Deutsch soll Amtssprache des Europarates sein. Das ist die Auffassung der Generalsekretärin der Organisation Catherine Lalumiere. „Bei der gegenwärtigen Zusammensetzung des Europarates ist eine neue Situation entstanden. Deutsch ist inzwischen die unter der gesamten Bevölkerung der Mitgliedstaaten am meisten gesprochene Sprache, als Muttersprache oder als erste Fremdsprache“, sagte Frau Lalumiere in einem Interview mit der FAZ. Deshalb müsse, nachdem der Antrag, Deutsch zur Amtssprache zu machen, einmal abgelehnt worden sei, abermals beraten und abgestimmt werden. Die Lage habe sich zugunsten des Deutschen gewandelt und das früher gebrauchte Argument, zwei Sprachen reichten aus und seien auch billiger, gelte nicht mehr.

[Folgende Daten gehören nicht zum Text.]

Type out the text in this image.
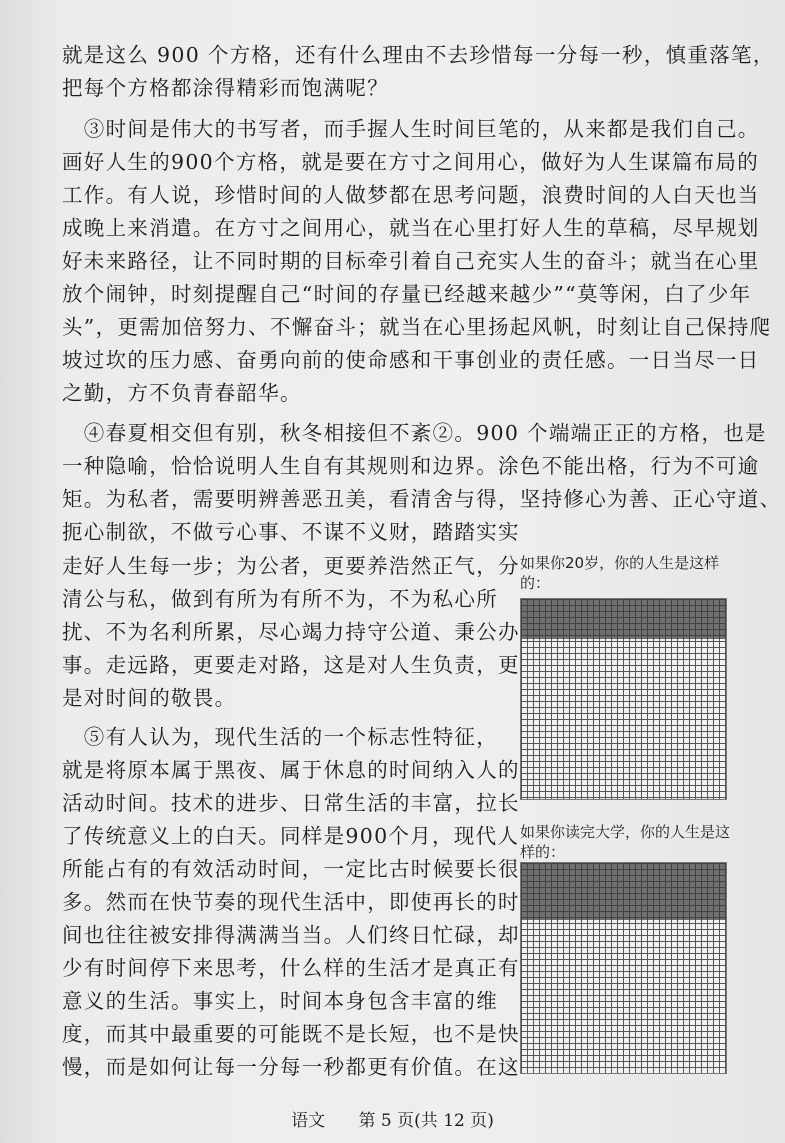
就是这么 900 个方格，还有什么理由不去珍惜每一分每一秒，慎重落笔，
把每个方格都涂得精彩而饱满呢？
　③时间是伟大的书写者，而手握人生时间巨笔的，从来都是我们自己。
画好人生的900个方格，就是要在方寸之间用心，做好为人生谋篇布局的
工作。有人说，珍惜时间的人做梦都在思考问题，浪费时间的人白天也当
成晚上来消遣。在方寸之间用心，就当在心里打好人生的草稿，尽早规划
好未来路径，让不同时期的目标牵引着自己充实人生的奋斗；就当在心里
放个闹钟，时刻提醒自己“时间的存量已经越来越少”“莫等闲，白了少年
头”，更需加倍努力、不懈奋斗；就当在心里扬起风帆，时刻让自己保持爬
坡过坎的压力感、奋勇向前的使命感和干事创业的责任感。一日当尽一日
之勤，方不负青春韶华。
　④春夏相交但有别，秋冬相接但不紊②。900 个端端正正的方格，也是
一种隐喻，恰恰说明人生自有其规则和边界。涂色不能出格，行为不可逾
矩。为私者，需要明辨善恶丑美，看清舍与得，坚持修心为善、正心守道、
扼心制欲，不做亏心事、不谋不义财，踏踏实实
走好人生每一步；为公者，更要养浩然正气，分
清公与私，做到有所为有所不为，不为私心所
扰、不为名利所累，尽心竭力持守公道、秉公办
事。走远路，更要走对路，这是对人生负责，更
是对时间的敬畏。
　⑤有人认为，现代生活的一个标志性特征，
就是将原本属于黑夜、属于休息的时间纳入人的
活动时间。技术的进步、日常生活的丰富，拉长
了传统意义上的白天。同样是900个月，现代人
所能占有的有效活动时间，一定比古时候要长很
多。然而在快节奏的现代生活中，即使再长的时
间也往往被安排得满满当当。人们终日忙碌，却
少有时间停下来思考，什么样的生活才是真正有
意义的生活。事实上，时间本身包含丰富的维
度，而其中最重要的可能既不是长短，也不是快
慢，而是如何让每一分每一秒都更有价值。在这
如果你20岁，你的人生是这样的：
如果你读完大学，你的人生是这样的：
语文 第 5 页(共 12 页)
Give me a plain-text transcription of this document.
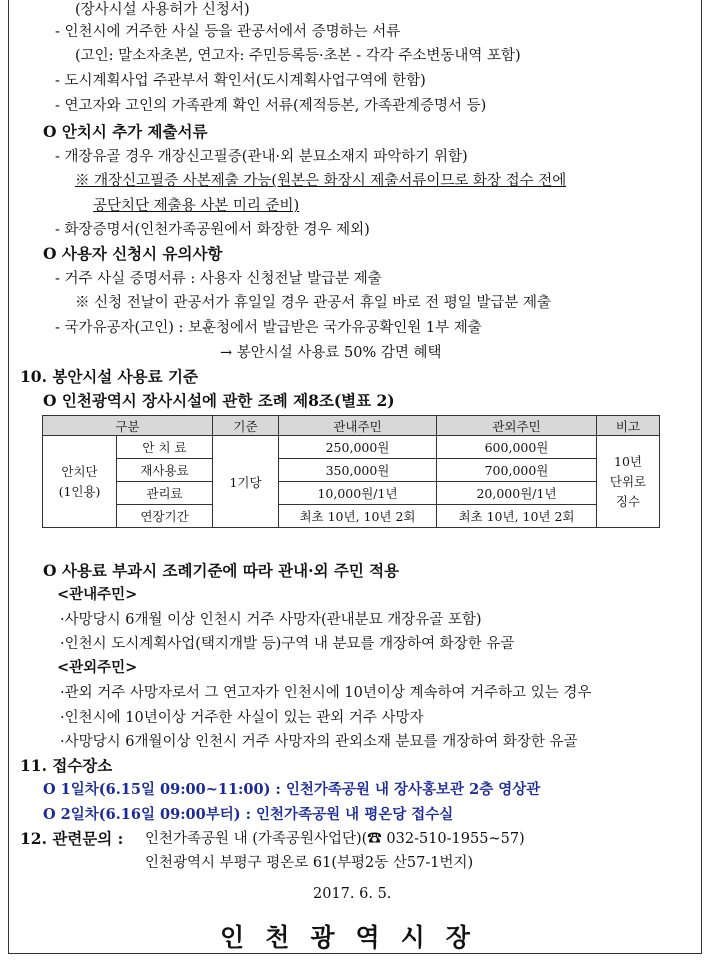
(장사시설 사용허가 신청서)
- 인천시에 거주한 사실 등을 관공서에서 증명하는 서류
(고인: 말소자초본, 연고자: 주민등록등·초본 - 각각 주소변동내역 포함)
- 도시계획사업 주관부서 확인서(도시계획사업구역에 한함)
- 연고자와 고인의 가족관계 확인 서류(제적등본, 가족관계증명서 등)
O 안치시 추가 제출서류
- 개장유골 경우 개장신고필증(관내·외 분묘소재지 파악하기 위함)
※ 개장신고필증 사본제출 가능(원본은 화장시 제출서류이므로 화장 접수 전에
공단치단 제출용 사본 미리 준비)
- 화장증명서(인천가족공원에서 화장한 경우 제외)
O 사용자 신청시 유의사항
- 거주 사실 증명서류 : 사용자 신청전날 발급분 제출
※ 신청 전날이 관공서가 휴일일 경우 관공서 휴일 바로 전 평일 발급분 제출
- 국가유공자(고인) : 보훈청에서 발급받은 국가유공확인원 1부 제출
→ 봉안시설 사용료 50% 감면 혜택
10. 봉안시설 사용료 기준
O 인천광역시 장사시설에 관한 조례 제8조(별표 2)
구분		기준	관내주민	관외주민	비고
안치단
(1인용)	안 치 료	1기당	250,000원	600,000원	10년
단위로
징수
	재사용료		350,000원	700,000원	
	관리료		10,000원/1년	20,000원/1년	
	연장기간		최초 10년, 10년 2회	최초 10년, 10년 2회	
O 사용료 부과시 조례기준에 따라 관내·외 주민 적용
<관내주민>
·사망당시 6개월 이상 인천시 거주 사망자(관내분묘 개장유골 포함)
·인천시 도시계획사업(택지개발 등)구역 내 분묘를 개장하여 화장한 유골
<관외주민>
·관외 거주 사망자로서 그 연고자가 인천시에 10년이상 계속하여 거주하고 있는 경우
·인천시에 10년이상 거주한 사실이 있는 관외 거주 사망자
·사망당시 6개월이상 인천시 거주 사망자의 관외소재 분묘를 개장하여 화장한 유골
11. 접수장소
O 1일차(6.15일 09:00~11:00) : 인천가족공원 내 장사홍보관 2층 영상관
O 2일차(6.16일 09:00부터) : 인천가족공원 내 평온당 접수실
12. 관련문의 : 인천가족공원 내 (가족공원사업단)(☎ 032-510-1955~57)
인천광역시 부평구 평온로 61(부평2동 산57-1번지)
2017. 6. 5.
인천광역시장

Der Europarat hat nach der Auffassung seiner Generalsekretärin am schnellsten von allen internationalen Organisationen und schneller als die meisten europäischen Staaten auf die Veränderungen in Mittel- und Osteuropa reagiert. Ohne die rasche Kontaktaufnahme mit dem Europarat wäre vielen Staaten und ihren Regierungen die Neuorientierung schwerer gefallen. Das Vertrauen der sich im Umbruch befindenden Staaten zum Europarat sei eine zarte Pflanze, die mit Takt und guten Kenntnissen gepflegt werden müsse. Außerdem müsse der Europarat reformiert werden; das gehe besser mit Personen, welche diese Strukturen kennen.

Ein wichtiges Anliegen des Europarates in den vergangenen Jahren sei der Schutz der Minderheiten gewesen. Nicht nur um die juristischen Rechte, sondern auch um die kulturellen müsse man sich kümmern, selbst wenn es oft nur kleine Volksgruppen betreffe, die aber auch ein Recht auf Schulen, auf Radios und Zeitungen in ihrer Sprache hätten. Das gehöre zu den vertrauensbildenden Maßnahmen. Der Europarat unterstütze bilaterale Abkommen zwischen Ländern, welche die Rechte der jeweiligen Minderheit garantierten.